If forced to pick today, I'd start on Langfuse (affiliate link, see disclosure above). The MIT license (except ee/ folders), the published self-host story across Docker, Kubernetes, and Terraform on AWS/Azure/GCP, and the documented architectural parity with Langfuse Cloud are the things I weigh most. The tier ladder is also legible end-to-end: Hobby at $0/month, Core at $29/month, Pro at $199/month, Enterprise at $2,499/month, with some self-host add-ons gated behind a license key (verified against https://langfuse.com/pricing and https://langfuse.com/self-hosting on 2026-04-25). The cost is real operational tax if I take the self-host path, four storage systems to babysit, but I'd rather pay that tax than be locked into closed-source SaaS for an observability layer I expect to keep for years.

I'd reverse that recommendation in two cases. First: if my team treats prompt iteration as the central engineering loop, Braintrust (affiliate link, see disclosure above) packages the eval workflow more cleanly, reducing the process scaffolding I would otherwise build around prompts, scorers, and comparisons. The tool will not build eval discipline for a team that doesn't have it; what it does is shorten the distance between "we agreed to evaluate this" and "we have a comparison view in front of us." Second: if I'm at a 1-2 person startup with no platform engineer, the "don't make me operate Postgres + ClickHouse + Redis/Valkey + S3" argument is decisive, and Braintrust's vendor-managed posture wins until I have the team to support self-host.
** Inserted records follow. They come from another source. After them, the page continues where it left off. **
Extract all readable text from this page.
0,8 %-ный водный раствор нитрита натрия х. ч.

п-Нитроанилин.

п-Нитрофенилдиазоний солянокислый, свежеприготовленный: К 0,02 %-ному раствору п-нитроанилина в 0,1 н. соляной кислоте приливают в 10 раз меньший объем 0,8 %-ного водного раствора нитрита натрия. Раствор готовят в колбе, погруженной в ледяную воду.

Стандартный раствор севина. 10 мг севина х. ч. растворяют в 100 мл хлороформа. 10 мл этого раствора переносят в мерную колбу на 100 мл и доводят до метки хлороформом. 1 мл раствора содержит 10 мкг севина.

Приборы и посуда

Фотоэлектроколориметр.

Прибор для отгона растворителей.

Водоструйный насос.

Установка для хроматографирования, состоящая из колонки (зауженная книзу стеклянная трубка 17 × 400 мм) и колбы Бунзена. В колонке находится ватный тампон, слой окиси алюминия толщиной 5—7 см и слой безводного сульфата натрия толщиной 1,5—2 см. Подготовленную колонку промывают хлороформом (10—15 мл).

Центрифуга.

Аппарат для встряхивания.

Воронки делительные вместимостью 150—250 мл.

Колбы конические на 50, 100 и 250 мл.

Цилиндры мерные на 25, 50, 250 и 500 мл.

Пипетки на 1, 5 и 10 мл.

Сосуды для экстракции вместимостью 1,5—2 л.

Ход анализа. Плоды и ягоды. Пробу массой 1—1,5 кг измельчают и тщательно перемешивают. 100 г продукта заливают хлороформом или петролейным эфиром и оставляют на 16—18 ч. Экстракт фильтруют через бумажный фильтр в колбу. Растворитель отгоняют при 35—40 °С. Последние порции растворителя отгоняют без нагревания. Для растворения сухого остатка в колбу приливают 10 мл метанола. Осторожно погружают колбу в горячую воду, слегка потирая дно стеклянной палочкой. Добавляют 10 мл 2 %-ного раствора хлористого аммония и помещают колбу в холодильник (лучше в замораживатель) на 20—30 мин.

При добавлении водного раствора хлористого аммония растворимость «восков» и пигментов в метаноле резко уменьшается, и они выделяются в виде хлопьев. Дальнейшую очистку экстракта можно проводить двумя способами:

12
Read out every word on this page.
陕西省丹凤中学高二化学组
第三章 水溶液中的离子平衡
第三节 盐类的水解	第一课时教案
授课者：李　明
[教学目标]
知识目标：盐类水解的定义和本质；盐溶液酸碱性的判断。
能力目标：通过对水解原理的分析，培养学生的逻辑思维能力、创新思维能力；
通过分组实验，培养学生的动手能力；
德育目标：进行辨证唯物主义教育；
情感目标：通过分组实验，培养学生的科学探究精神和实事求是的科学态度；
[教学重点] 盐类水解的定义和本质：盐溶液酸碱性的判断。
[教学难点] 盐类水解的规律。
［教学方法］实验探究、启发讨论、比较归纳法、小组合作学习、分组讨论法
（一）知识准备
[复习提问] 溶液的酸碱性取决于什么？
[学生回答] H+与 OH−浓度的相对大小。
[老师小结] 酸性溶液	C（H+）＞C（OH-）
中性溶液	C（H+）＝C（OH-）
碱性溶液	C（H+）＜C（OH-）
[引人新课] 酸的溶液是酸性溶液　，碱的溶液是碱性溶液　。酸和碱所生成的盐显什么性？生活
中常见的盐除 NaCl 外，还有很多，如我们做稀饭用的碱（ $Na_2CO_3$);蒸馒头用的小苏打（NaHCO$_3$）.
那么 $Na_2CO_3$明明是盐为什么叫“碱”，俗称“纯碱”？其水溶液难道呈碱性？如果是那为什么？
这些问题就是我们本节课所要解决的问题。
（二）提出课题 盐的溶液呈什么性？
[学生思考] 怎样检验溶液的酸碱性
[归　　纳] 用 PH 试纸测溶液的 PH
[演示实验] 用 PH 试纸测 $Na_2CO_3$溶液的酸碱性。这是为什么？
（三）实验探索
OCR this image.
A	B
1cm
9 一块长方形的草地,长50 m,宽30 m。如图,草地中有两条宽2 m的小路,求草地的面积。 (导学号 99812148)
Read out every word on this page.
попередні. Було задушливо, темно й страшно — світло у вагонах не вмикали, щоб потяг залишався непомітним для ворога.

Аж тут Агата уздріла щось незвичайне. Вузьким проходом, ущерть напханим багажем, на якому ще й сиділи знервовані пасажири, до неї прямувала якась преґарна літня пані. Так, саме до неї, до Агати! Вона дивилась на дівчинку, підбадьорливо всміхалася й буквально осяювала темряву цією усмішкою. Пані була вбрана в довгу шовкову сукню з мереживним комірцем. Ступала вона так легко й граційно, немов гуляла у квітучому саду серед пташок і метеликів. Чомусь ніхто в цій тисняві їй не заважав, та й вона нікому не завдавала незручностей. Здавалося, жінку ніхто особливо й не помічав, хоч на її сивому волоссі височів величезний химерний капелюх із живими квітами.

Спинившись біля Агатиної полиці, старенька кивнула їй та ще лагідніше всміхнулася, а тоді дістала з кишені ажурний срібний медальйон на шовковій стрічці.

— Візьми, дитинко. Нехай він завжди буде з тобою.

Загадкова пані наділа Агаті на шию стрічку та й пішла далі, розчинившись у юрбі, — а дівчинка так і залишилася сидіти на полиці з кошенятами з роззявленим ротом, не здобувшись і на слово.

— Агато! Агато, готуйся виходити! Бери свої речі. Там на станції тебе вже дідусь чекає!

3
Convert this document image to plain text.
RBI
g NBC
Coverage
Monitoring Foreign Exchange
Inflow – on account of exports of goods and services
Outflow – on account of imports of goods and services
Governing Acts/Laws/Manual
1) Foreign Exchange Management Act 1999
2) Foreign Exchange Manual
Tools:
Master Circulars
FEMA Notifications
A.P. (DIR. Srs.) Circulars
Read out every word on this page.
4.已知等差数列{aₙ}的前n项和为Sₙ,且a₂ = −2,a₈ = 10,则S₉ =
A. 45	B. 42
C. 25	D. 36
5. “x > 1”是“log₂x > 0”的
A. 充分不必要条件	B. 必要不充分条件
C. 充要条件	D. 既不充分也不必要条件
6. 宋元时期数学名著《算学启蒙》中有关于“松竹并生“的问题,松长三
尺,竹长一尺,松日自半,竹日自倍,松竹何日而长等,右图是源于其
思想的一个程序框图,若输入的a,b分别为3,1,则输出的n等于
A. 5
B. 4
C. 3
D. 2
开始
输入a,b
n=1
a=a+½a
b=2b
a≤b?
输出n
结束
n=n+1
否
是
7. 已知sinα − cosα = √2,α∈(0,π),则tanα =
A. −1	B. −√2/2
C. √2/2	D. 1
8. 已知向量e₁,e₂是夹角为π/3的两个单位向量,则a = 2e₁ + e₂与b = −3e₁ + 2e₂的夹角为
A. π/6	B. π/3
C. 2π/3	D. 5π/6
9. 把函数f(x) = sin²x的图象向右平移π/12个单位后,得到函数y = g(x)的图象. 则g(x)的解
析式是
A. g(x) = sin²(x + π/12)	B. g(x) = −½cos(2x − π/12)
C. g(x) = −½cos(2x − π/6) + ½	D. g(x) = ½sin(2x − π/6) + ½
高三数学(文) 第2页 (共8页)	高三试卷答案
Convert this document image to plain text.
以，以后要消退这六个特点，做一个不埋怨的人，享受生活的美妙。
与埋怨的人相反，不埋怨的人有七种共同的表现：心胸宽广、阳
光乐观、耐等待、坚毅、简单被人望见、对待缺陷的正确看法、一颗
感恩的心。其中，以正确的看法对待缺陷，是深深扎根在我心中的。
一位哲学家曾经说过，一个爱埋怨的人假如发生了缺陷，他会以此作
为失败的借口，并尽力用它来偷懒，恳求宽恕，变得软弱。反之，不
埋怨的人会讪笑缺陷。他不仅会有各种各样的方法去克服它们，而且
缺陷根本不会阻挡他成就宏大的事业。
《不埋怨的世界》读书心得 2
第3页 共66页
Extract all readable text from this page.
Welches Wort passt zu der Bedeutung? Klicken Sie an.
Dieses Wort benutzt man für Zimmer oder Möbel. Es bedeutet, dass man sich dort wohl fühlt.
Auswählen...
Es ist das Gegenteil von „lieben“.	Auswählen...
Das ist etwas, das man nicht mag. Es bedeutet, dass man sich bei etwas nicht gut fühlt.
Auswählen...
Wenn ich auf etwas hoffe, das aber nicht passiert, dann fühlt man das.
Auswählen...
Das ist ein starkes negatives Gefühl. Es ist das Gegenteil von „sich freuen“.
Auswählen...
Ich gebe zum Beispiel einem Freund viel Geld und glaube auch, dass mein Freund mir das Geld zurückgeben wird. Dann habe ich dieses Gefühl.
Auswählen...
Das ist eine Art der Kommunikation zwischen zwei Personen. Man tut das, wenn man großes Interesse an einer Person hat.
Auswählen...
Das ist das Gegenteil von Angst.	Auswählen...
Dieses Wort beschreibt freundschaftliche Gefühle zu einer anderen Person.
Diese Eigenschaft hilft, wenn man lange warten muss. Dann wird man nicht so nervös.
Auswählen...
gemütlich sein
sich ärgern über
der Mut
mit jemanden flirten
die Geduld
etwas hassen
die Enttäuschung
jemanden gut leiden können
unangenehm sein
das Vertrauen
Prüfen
I haven't tested either past low-millions of traces per month. At 100M+ trace volume, I would treat published pricing as insufficient and validate Enterprise terms directly with each vendor, since support tier behavior, custom retention, and contractual terms drive the real comparison at that scale and none of those are on the public pricing pages. Run a pilot with the actual workload; the docs lie about cost.

Companion code with working integrations for both platforms lives at github.com/MPIsaac-Per/agentinfra-examples.